When you change careers, be aware that this does not necessarily involve burning bridges. You can part ways very amicably with your company, and ideally, they would be happy to have you back should you ever be in a position where you want to think about working for them again.
To further encourage good relations, make sure that you never spread bad or slanderous material about your past employer, and make sure that your leave-taking is done with plenty of notice. Leave on good terms, and you will find yourself in an easier position than ever before.
Many people are a little concerned that the thing that is keeping them from making a dramatic job change is the benefits that they receive. For instance, if you go from working for a company with insurance to being self-employed, you will find that this can be a bit of a burden on you and your family.
Take some time to really think about what you need, and to see what independent medical insurance has to offer. Before you leave, visit the doctor for a full checkup, get any dental work done that you need, and fill up on any prescriptions that need to have.
How to tell if you are heading to your perfect career? The bottom line is what counts. Are your part-time jobs generating more satisfaction or rewards?
Do your part-time employers like you?
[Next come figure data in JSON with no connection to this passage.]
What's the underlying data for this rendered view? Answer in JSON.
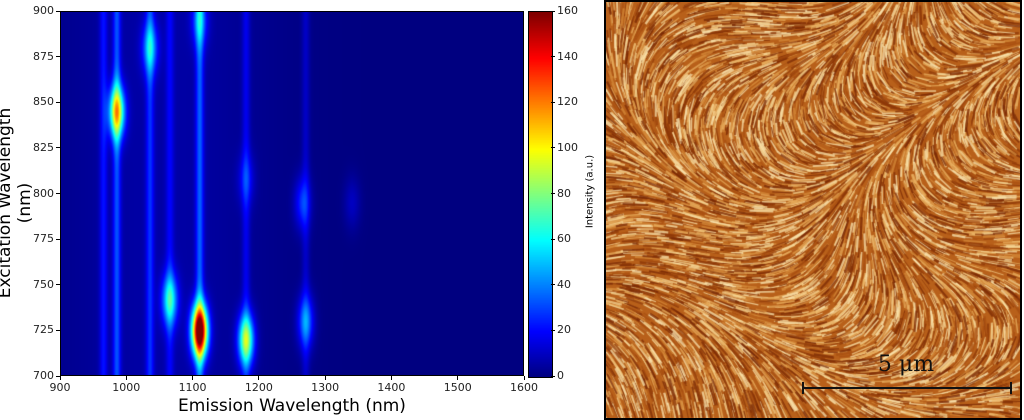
{
  "chart_data": {
    "type": "heatmap",
    "xlabel": "Emission Wavelength (nm)",
    "ylabel": "Excitation Wavelength (nm)",
    "xlim": [
      900,
      1600
    ],
    "ylim": [
      700,
      900
    ],
    "xticks": [
      "900",
      "1000",
      "1100",
      "1200",
      "1300",
      "1400",
      "1500",
      "1600"
    ],
    "yticks": [
      "700",
      "725",
      "750",
      "775",
      "800",
      "825",
      "850",
      "875",
      "900"
    ],
    "colorbar": {
      "label": "Intensity (a.u.)",
      "range": [
        0,
        160
      ],
      "ticks": [
        "0",
        "20",
        "40",
        "60",
        "80",
        "100",
        "120",
        "140",
        "160"
      ],
      "colormap": "jet"
    },
    "peaks": [
      {
        "emission": 1110,
        "excitation": 725,
        "intensity": 160
      },
      {
        "emission": 1180,
        "excitation": 720,
        "intensity": 80
      },
      {
        "emission": 1065,
        "excitation": 742,
        "intensity": 55
      },
      {
        "emission": 985,
        "excitation": 845,
        "intensity": 90
      },
      {
        "emission": 1270,
        "excitation": 730,
        "intensity": 38
      },
      {
        "emission": 1035,
        "excitation": 880,
        "intensity": 40
      },
      {
        "emission": 1110,
        "excitation": 895,
        "intensity": 32
      },
      {
        "emission": 1265,
        "excitation": 795,
        "intensity": 25
      },
      {
        "emission": 1180,
        "excitation": 808,
        "intensity": 18
      },
      {
        "emission": 1340,
        "excitation": 795,
        "intensity": 10
      }
    ],
    "streaks": [
      {
        "emission": 965,
        "intensity": 18
      },
      {
        "emission": 985,
        "intensity": 28
      },
      {
        "emission": 1035,
        "intensity": 22
      },
      {
        "emission": 1065,
        "intensity": 14
      },
      {
        "emission": 1110,
        "intensity": 30
      },
      {
        "emission": 1180,
        "intensity": 14
      },
      {
        "emission": 1270,
        "intensity": 10
      }
    ]
  },
  "afm": {
    "scale_label": "5 μm"
  }
}
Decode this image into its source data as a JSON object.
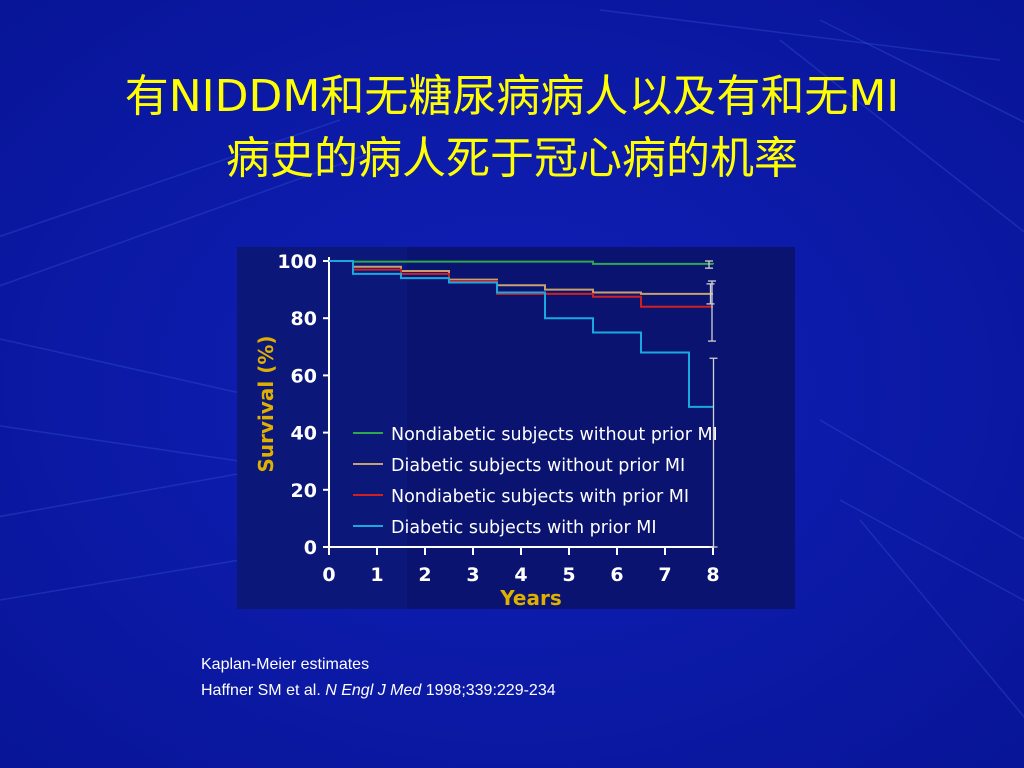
{
  "slide": {
    "title_line1": "有NIDDM和无糖尿病病人以及有和无MI",
    "title_line2": "病史的病人死于冠心病的机率",
    "caption_line1": "Kaplan-Meier estimates",
    "caption_authors": "Haffner SM et al.",
    "caption_journal": "N Engl J Med",
    "caption_citation": "1998;339:229-234"
  },
  "colors": {
    "background": "#0b1aa8",
    "title": "#ffff00",
    "axis_label": "#e0b000"
  },
  "chart_data": {
    "type": "line",
    "xlabel": "Years",
    "ylabel": "Survival (%)",
    "xlim": [
      0,
      8
    ],
    "ylim": [
      0,
      100
    ],
    "xticks": [
      0,
      1,
      2,
      3,
      4,
      5,
      6,
      7,
      8
    ],
    "yticks": [
      0,
      20,
      40,
      60,
      80,
      100
    ],
    "grid": false,
    "legend_position": "lower-right",
    "step": true,
    "series": [
      {
        "name": "Nondiabetic subjects without prior MI",
        "color": "#2fa84a",
        "x": [
          0,
          0.5,
          5.5,
          8
        ],
        "y": [
          100,
          99.8,
          99,
          98.8
        ],
        "end_error": [
          97.5,
          100
        ]
      },
      {
        "name": "Diabetic subjects without prior MI",
        "color": "#c8a070",
        "x": [
          0,
          0.5,
          1.5,
          2.5,
          3.5,
          4.5,
          5.5,
          6.5,
          8
        ],
        "y": [
          100,
          98,
          96.5,
          93.5,
          91.5,
          90,
          89,
          88.5,
          88.5
        ],
        "end_error": [
          85,
          92
        ]
      },
      {
        "name": "Nondiabetic subjects with prior MI",
        "color": "#d02020",
        "x": [
          0,
          0.5,
          1.5,
          2.5,
          3.5,
          4.5,
          5.5,
          6.5,
          8
        ],
        "y": [
          100,
          97,
          95.5,
          93,
          88.5,
          88.5,
          87.5,
          84,
          84
        ],
        "end_error": [
          72,
          93
        ]
      },
      {
        "name": "Diabetic subjects with prior MI",
        "color": "#1aa8e0",
        "x": [
          0,
          0.5,
          1.5,
          2.5,
          3.5,
          4.5,
          5.5,
          6.5,
          7.5,
          8
        ],
        "y": [
          100,
          95.5,
          94,
          92.5,
          89,
          80,
          75,
          68,
          49,
          49
        ],
        "end_error": [
          0,
          66
        ]
      }
    ]
  }
}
Or, if you are starting a business, what is the response of your target market? It may take a while for employers or customers to fully accept your services. But you can use your precious time to build your personal brand value.
Just track your progress and to determine whether you are on the right track. But be flexible to make some adjustment if your situation requires you to do so.
And if you want to keep up with your career change process always keep this midlife career change resource handy.
With all the preparation you’ll know when the best time to confidently jump into the new career is. It might be a year or two or may be even more. But it won’t bother you because you enjoy the process of acquiring the perfect career.
That’s the tutorial on How to change careers at midlife. I hope you find success with your midlife career change journey!